Citizens of Memory: Citizenship Between Holocaust Remembrance and Transnational Migration
Organized by the Memory and Migration Research Cluster Group
Co-sponsored by the Politics Department, the Zolberg Center on Global Migration and Global Studies
Thursday, May 1st, 2014
6:00 – 8:00PM (followed by a reception)
Wolff Conference Room (D1103)
6 East 16th Street, New York, NY
Introduction by: William Hirst (The New School)
Featured Speakers: Yasemin Yildiz (University of Illinois), Michael Rothberg (University of Illinois)
In establishing itself as the successor to National Socialism, West Germany faced a paradigmatic dilemma of political transition: how to situate itself in relation to the state-sponsored crimes of the immediate past. Over the course of several decades, and in the face of conflict and controversy, a public embrace of responsibility for the Holocaust came to play a key role in the definition of German national identity, even as private discourses continued to focus more on the fate of non-Jewish Germans than on the Shoah. Although it has only recently been remarked, the period in which this public consensus about the Nazi genocide evolved corresponds exactly to the years in which transnational labor migration transformed national demographics.
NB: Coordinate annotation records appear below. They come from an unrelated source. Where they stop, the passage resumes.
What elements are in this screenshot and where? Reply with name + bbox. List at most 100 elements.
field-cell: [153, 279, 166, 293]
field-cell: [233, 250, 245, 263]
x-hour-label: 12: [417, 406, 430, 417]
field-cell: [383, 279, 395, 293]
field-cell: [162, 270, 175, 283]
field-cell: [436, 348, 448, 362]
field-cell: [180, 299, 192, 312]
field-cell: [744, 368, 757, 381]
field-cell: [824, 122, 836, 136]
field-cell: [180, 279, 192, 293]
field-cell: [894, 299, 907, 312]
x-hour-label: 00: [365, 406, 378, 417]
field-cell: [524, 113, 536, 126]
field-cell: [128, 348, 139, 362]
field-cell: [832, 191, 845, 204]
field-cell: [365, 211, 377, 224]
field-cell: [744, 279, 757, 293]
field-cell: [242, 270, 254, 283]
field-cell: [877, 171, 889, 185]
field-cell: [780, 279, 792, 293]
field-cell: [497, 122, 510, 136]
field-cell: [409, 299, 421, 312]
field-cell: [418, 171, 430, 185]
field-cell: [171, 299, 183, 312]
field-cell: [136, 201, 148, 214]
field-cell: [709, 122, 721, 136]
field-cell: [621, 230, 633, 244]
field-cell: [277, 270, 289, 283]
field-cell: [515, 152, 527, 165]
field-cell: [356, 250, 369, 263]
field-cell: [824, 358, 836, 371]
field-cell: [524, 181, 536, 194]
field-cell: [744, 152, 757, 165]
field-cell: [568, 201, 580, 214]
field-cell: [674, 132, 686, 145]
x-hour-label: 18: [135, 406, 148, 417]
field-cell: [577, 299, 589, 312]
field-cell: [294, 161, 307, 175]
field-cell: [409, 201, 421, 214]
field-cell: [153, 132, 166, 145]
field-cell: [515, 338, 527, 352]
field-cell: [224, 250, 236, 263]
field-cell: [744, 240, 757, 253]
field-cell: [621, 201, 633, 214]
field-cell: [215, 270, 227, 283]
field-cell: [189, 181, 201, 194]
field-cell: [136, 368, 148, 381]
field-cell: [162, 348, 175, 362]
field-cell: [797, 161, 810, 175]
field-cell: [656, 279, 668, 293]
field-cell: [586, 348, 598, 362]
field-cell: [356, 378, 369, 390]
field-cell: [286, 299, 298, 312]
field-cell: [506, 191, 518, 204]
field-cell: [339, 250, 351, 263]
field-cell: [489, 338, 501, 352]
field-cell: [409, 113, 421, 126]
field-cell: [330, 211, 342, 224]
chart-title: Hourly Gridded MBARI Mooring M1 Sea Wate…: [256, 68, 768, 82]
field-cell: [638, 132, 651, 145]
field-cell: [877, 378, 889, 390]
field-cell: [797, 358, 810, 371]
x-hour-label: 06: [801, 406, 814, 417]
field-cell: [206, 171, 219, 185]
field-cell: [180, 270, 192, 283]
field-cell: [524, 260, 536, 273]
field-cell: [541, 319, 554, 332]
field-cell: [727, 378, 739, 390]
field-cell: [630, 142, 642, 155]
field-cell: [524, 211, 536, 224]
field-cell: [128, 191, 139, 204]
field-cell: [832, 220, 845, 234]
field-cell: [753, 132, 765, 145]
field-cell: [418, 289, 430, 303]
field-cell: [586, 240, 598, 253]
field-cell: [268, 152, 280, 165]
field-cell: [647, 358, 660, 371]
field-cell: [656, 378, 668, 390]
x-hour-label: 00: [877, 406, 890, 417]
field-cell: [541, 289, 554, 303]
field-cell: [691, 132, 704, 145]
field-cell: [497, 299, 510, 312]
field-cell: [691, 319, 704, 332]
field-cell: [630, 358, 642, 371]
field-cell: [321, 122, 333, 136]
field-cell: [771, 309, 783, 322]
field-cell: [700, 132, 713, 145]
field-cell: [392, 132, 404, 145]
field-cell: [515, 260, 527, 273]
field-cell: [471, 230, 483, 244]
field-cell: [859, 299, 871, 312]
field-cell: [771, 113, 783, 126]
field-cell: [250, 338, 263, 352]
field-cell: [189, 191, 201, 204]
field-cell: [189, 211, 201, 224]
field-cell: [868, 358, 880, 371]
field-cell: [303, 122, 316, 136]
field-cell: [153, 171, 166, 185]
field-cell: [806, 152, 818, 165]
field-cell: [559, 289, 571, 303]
In our lecture we pursue the entanglement of post-National Socialist and post-migrant histories in the Federal Republic and attempt to think through its significance for the politics of memory and citizenship. Building on our concept of “memory citizenship,” we make visible forms of exclusion and discipline as well as counter-hegemonic interventions at the intersection of memory and migration. We argue that transcultural migrant memories of genocide can help remake the German model of working through the past and move German, Turkish, and European memory cultures in a more radically democratic direction.